India's ban on Chinese toys and "Buy American" clause of the United States have triggered public condemn, showing that trade protectionism does not have a standing or place in today's open economy which has no borders.

But at the same time, China is experiencing another kind of problem. Non-governmental organizations in some countries are releasing vilified statements based on hearsay to slander down Chinese enterprises and discredit goods imported from China.

In February this year, a US based non-governmental organization 'National Labour Committee' released a report entitled "High-Tech Misery in China”. The report termed a supplier to IBM, Microsoft, Dell and Lenovo as a sweat shop.

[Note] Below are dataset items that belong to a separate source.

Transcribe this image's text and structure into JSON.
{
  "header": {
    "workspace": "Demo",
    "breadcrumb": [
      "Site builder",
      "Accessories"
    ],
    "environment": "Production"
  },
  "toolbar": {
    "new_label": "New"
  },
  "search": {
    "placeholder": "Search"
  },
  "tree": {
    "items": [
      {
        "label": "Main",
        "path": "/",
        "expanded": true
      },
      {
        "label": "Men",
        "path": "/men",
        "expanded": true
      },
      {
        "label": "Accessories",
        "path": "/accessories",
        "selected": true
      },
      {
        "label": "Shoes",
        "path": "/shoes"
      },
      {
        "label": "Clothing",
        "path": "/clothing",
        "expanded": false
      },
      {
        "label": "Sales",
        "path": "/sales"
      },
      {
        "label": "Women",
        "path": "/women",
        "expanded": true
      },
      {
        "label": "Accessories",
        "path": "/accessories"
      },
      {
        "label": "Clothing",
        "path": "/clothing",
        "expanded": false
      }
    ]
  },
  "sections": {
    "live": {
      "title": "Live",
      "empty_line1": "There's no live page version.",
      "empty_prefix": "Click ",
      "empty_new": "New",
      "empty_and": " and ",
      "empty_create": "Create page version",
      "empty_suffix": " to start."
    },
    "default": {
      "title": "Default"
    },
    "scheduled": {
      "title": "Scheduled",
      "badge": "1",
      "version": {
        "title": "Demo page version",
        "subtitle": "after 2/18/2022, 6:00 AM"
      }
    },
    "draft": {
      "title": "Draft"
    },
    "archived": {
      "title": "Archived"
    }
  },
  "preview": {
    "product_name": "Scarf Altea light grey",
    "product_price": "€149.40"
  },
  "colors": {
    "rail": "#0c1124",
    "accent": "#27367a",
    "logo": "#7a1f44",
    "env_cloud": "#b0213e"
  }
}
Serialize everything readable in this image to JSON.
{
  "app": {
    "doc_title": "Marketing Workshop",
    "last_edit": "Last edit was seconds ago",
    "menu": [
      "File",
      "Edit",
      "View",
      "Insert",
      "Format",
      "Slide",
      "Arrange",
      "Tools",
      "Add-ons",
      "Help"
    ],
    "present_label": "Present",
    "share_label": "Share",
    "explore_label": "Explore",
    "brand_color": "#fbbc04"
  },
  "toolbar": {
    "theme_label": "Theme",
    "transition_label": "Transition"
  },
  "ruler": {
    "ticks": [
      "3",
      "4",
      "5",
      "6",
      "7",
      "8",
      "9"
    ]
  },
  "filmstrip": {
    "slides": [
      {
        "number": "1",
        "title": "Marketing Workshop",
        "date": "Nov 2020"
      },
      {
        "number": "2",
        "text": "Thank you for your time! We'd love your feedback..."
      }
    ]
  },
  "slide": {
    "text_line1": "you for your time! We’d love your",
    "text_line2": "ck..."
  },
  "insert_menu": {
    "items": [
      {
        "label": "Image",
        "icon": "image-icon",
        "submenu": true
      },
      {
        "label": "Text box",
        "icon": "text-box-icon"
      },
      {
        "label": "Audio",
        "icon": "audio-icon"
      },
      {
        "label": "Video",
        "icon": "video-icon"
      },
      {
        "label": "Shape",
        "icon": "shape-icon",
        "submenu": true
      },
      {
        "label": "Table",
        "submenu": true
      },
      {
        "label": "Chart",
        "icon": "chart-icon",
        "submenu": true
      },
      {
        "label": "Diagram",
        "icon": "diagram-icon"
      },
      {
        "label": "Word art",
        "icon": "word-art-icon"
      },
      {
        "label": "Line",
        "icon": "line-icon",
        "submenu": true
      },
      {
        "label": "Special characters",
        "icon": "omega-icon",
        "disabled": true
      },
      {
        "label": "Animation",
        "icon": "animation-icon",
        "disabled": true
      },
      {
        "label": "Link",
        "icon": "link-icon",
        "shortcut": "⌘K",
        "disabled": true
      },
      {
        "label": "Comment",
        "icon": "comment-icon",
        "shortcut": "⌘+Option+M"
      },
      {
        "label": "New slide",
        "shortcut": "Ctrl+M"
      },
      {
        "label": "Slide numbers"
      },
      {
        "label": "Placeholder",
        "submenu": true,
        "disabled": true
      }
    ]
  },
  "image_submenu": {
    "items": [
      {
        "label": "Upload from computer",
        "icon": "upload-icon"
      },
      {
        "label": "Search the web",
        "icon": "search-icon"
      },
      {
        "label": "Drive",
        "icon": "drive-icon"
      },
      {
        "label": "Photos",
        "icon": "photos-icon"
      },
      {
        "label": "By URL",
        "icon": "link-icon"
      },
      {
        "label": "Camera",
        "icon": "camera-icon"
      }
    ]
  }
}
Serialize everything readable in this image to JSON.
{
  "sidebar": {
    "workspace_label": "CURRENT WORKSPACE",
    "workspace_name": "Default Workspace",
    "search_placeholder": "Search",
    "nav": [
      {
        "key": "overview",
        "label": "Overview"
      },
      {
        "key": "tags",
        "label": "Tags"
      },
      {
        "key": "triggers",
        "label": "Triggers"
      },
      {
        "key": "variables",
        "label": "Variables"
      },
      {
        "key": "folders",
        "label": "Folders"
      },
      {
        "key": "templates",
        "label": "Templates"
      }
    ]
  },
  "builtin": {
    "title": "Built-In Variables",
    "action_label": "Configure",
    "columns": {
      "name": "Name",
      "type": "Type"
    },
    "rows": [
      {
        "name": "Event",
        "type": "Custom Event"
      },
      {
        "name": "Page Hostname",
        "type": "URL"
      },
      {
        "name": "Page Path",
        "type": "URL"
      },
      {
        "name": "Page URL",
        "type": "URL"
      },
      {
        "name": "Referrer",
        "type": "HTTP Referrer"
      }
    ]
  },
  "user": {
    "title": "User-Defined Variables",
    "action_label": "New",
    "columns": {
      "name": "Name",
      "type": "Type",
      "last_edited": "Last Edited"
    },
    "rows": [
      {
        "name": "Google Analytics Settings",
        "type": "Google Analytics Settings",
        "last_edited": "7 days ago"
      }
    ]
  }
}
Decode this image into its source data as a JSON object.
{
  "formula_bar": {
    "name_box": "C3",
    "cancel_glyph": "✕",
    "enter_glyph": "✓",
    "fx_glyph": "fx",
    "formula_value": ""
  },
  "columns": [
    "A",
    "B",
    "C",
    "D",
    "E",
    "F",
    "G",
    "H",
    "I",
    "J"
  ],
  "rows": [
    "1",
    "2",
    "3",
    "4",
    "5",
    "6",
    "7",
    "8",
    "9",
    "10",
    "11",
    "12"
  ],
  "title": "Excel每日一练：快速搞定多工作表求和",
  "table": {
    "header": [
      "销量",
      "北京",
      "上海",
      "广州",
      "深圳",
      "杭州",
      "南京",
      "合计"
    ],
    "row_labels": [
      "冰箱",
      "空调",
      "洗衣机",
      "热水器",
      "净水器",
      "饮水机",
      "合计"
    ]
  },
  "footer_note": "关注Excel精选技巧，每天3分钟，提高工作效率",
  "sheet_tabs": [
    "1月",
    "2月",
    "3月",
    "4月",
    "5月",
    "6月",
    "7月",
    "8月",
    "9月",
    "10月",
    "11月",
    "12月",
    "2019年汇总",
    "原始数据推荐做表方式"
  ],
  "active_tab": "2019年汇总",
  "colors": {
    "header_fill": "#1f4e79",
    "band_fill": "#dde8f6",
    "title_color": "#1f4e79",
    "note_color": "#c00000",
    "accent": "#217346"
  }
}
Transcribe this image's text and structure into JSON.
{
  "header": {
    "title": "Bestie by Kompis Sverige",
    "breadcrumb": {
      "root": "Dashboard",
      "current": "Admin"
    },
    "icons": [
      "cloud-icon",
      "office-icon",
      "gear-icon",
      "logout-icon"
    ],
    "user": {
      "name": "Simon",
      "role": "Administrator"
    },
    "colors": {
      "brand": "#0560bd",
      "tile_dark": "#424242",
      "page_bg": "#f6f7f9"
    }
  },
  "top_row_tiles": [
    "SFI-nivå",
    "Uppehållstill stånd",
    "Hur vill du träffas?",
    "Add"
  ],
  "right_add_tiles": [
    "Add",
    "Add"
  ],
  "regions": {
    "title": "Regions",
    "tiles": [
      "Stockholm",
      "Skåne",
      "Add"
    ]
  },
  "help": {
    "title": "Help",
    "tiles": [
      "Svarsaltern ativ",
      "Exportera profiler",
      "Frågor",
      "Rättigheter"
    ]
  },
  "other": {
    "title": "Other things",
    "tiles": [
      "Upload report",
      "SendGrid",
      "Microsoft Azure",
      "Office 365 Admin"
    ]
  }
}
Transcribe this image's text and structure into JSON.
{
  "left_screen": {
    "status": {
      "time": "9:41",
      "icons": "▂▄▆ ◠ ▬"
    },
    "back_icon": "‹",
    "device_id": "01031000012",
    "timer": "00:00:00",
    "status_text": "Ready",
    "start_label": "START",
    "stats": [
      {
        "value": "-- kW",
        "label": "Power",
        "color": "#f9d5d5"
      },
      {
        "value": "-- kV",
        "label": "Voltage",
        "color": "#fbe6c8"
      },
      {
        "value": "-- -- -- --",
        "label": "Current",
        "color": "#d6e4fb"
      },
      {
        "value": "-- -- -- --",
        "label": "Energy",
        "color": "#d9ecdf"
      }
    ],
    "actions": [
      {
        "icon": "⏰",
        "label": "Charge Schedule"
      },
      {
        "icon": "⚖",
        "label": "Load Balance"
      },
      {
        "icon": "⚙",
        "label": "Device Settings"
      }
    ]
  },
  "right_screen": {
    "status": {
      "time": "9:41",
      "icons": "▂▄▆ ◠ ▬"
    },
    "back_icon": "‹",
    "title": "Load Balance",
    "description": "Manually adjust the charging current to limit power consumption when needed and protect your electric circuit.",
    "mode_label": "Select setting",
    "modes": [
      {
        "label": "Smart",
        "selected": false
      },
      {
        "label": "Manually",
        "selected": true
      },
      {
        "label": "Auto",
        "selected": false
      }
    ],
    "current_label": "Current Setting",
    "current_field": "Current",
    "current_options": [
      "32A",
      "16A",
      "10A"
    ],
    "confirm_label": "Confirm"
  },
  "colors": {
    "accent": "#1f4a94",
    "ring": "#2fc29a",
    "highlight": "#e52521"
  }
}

Early in March, some reporters went to the factory mentioned in the report to conduct a on the spot field survey on some aspects, such as working hours, working environment, living conditions and wages.

They did not come across any instances mentioned in the report such as 'workers sitting on hardwood stools for 12 hours every day, working seven days a week, only have two days of leave per month and wages less than 3 Yuan per hour'.

In contrast, workers in Meitai factory were relatively highly satisfied with their working conditions and praised their enterprise. Around the same time a Swedish television channel released a video showing a Chinese company in poor light.

The video in question shows Chinese workers plucking feathers from live geese and comments that more than 10 enterprises have admitted to using this cruel method to pluck the feathers from live birds, particularly, geese.

But, the fact of the matter is tha,t experts deride the video by saying that this method is simply not cost effective to implement and in fact products made from feathers account for a mere 0.2 percent of overall output from the sector.